Probably close to a dozen times this week, I’ve run into a friend or relative who says something like, “We’re just glad you made it back alive.” Some even reference prayer for my safety. I find an aura of relief and rounds of “Oh, I couldn’t do that. I just couldn’t jump out of a cable car.” I’ve heard people use words like “brave” to describe our adrenaline moments.
Even Crystal told me that she thought me more of a man for the precipices I conquered.
I’ve been a glutton to absorb all this, deferring most of it weakly. I really wanted to accomplish something in the way of respect from this trip—in addition to the personal adrenaline. Many of my new church friends are mountain climbers and white water rafters and parents. I wished for equality in those conversation circles. I yearned to experience some of the Wild at Heart fulfillment of who God made men to be. I needed more stories to tell in my “creative nonfiction” life.
But I don’t feel fully worthy of the word “courageous.”
In retrospect, I remember the thrill as much or maybe more than the fear. It probably seems easy now that we’ve done our stunts, now that we don’t want to repeat them only because it would take away from the virginity of the respective moments. The law of diminishing returns.
There was fear for some of the things like the Nevis bungy and the Shotover Canyon swing. But it’s mostly in your head and mostly well prior to the jump. In fact, the swing was only scary because the staff did play with your psyche—professional and comedic intimidation.
It’s the small things that make the build-up intimidating: the sway and glass floors of the bungy gondola, the windy gravel access roads cut into the cliffs, the other jumpers freezing on the ledge then suddenly disappearing. As each carabiner is secured on your harness, your heart rate rises in anticipation. But then there’s this instantaneous steeling, a readiness, a sense of welcome abandon. Part of it may be wanting to get your money’s worth. I didn’t pay $7,000 and fly halfway around the world to chicken out. Let’s do this!
So, that last large inhale proves as much from relief as from anticipation. I’ve talked about this moment, imagined it, wanted it. It’s larger than it really is.
And it’s here.
The first second of the bungy and of the first jump on the swing have clear audio but foggy video in my memory. The sensation of falling cannot be described. It’s a lot like the reversing drop of Magic Mountain’s Déja Vu and X rides but more ragged and loose. It’s funny, too: it’s only for the first part of the descent. You still feel the falling throughout the drop—the nearing river, the wind boxing your ears; but it’s like an inverted Willy Wonka elevator ride.

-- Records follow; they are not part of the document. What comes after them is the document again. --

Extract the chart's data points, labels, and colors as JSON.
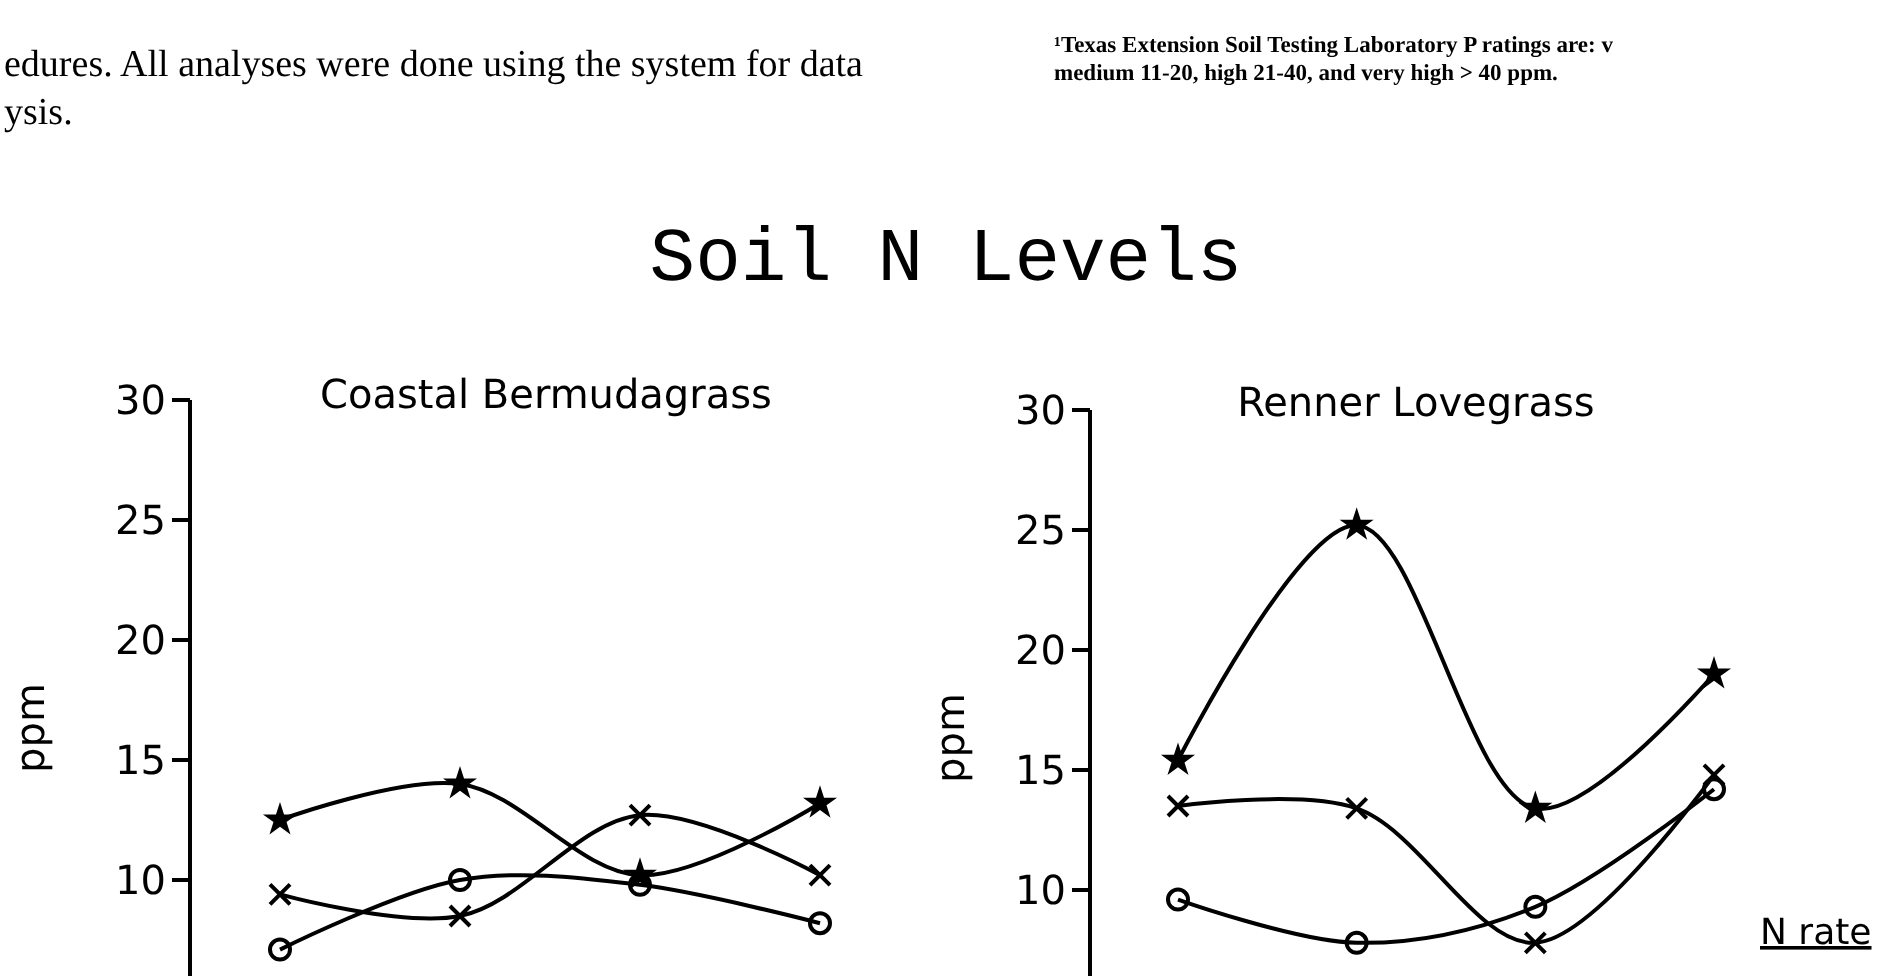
{
  "chart_data": [
    {
      "type": "line",
      "title": "Soil N Levels",
      "subtitle": "Coastal Bermudagrass",
      "ylabel": "ppm",
      "categories": [
        null,
        null,
        null,
        null
      ],
      "ylim": [
        6,
        30
      ],
      "yticks": [
        10,
        15,
        20,
        25,
        30
      ],
      "grid": false,
      "line_style": "solid",
      "annotations": [
        "edures. All analyses were done using the system for data",
        "ysis."
      ],
      "series": [
        {
          "color": "#000000",
          "marker": "star",
          "values": [
            12.5,
            14,
            10.2,
            13.2
          ]
        },
        {
          "color": "#000000",
          "marker": "cross",
          "values": [
            9.4,
            8.5,
            12.7,
            10.2
          ]
        },
        {
          "color": "#000000",
          "marker": "circle",
          "values": [
            7.1,
            10,
            9.8,
            8.2
          ]
        }
      ]
    },
    {
      "type": "line",
      "subtitle": "Renner Lovegrass",
      "ylabel": "ppm",
      "legend_title": "N rate",
      "categories": [
        null,
        null,
        null,
        null
      ],
      "ylim": [
        6,
        30
      ],
      "yticks": [
        10,
        15,
        20,
        25,
        30
      ],
      "grid": false,
      "line_style": "solid",
      "annotations": [
        "¹Texas Extension Soil Testing Laboratory P ratings are: v",
        "medium 11-20, high 21-40, and very high > 40 ppm."
      ],
      "series": [
        {
          "color": "#000000",
          "marker": "star",
          "values": [
            15.4,
            25.2,
            13.4,
            19
          ]
        },
        {
          "color": "#000000",
          "marker": "cross",
          "values": [
            13.5,
            13.4,
            7.8,
            14.8
          ]
        },
        {
          "color": "#000000",
          "marker": "circle",
          "values": [
            9.6,
            7.8,
            9.3,
            14.2
          ]
        }
      ]
    }
  ]
}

It’s not quite spiritual, not quite sexual—a freedom beyond words. It’s flying yet falling, cheating gravity of its malignant intent. It’s victory, a sweet [dry] taste in your mouth, a weightless brass set. You yell cathartically on the way down, ecstatically on the bounce and winch back to the platform.
It’s short, too short. And it doesn’t seem like 440 or 197 feet down—or the up-to-3 G’s advertised.
“How was it, mate?”
“That was frickin’ awesome! Wow! Woo! Man! Oh, Timmy! That was incredible. Wow.”

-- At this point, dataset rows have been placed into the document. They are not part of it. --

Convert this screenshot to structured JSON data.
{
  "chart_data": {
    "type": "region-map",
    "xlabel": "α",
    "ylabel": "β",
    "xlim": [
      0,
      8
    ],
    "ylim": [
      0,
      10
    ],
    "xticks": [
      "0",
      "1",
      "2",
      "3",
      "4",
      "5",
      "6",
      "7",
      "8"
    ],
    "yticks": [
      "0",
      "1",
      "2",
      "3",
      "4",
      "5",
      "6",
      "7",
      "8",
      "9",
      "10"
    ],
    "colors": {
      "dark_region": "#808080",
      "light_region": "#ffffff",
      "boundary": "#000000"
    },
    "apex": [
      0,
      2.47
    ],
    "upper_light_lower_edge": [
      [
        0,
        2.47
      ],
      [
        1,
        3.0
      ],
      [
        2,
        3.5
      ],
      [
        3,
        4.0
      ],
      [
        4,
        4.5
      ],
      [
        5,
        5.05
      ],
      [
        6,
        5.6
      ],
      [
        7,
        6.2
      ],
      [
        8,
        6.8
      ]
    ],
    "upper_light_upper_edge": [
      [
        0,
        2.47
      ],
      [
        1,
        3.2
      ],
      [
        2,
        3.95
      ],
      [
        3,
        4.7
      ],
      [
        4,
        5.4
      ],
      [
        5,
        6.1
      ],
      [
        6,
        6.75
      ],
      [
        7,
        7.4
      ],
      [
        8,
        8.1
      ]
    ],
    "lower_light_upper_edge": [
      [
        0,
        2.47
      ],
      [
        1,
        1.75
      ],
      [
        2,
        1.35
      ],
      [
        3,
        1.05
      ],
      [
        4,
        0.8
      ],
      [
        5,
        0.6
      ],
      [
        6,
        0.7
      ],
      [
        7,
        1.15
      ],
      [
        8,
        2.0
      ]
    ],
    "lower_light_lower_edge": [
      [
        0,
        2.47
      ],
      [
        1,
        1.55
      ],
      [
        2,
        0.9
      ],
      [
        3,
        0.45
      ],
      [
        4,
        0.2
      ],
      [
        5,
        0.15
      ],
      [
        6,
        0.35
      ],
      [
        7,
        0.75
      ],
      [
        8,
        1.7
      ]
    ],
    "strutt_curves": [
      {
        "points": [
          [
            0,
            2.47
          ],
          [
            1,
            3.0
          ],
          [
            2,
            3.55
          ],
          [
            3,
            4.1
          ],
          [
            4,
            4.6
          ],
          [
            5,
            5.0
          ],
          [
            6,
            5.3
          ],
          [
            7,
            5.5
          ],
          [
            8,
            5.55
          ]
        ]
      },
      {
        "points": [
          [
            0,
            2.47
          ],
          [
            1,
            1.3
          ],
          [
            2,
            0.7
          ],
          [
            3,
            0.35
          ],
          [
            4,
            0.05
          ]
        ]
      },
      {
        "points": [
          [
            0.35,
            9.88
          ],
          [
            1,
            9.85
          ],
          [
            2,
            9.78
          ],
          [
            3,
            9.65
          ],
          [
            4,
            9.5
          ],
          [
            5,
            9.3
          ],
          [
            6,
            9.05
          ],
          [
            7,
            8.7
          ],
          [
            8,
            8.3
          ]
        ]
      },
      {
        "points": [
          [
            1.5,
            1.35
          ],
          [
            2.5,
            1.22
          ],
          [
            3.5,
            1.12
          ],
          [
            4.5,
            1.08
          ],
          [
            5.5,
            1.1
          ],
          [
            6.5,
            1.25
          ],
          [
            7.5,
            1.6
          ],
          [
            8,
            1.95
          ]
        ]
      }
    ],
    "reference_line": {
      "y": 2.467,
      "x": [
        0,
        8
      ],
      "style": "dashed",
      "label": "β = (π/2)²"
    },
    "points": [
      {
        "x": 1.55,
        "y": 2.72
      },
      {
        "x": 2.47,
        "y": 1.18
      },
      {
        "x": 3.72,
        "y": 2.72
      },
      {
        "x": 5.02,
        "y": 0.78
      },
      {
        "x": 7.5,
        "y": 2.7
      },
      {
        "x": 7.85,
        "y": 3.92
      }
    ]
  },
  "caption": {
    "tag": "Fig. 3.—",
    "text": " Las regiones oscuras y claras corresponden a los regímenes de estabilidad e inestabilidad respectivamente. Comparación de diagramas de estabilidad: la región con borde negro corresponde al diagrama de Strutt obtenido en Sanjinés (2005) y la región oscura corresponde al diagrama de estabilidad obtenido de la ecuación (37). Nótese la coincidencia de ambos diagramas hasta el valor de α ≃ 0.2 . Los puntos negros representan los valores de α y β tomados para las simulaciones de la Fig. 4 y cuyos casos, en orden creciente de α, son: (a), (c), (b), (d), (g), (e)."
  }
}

Such is not the retrospect of heroes and soldiers, parents and evangelists—a far cry from William Wallace’s “Freedom!” It’s not the stuff of Captain John Smith and Christopher Columbus. There are 30 patents on AJ Hackett’s Nevis bungy system; we stand as two of thousands to have Nevis’d, of tens of thousands to have bungy’d and canyon dived. Heck, we arrived in a bus. 90-some-year-old fogies have duplicated our “feats.”
But I’ll soak in the lore, the legend, the “Tell me everything; I want to hear the whole story!” I’ll bask in the glow of retrospect and well-timed photographs. I’ll keep the ease and simplicity to me and Timmy, the recollection to a grand story.
It’s not like you can call my bluff.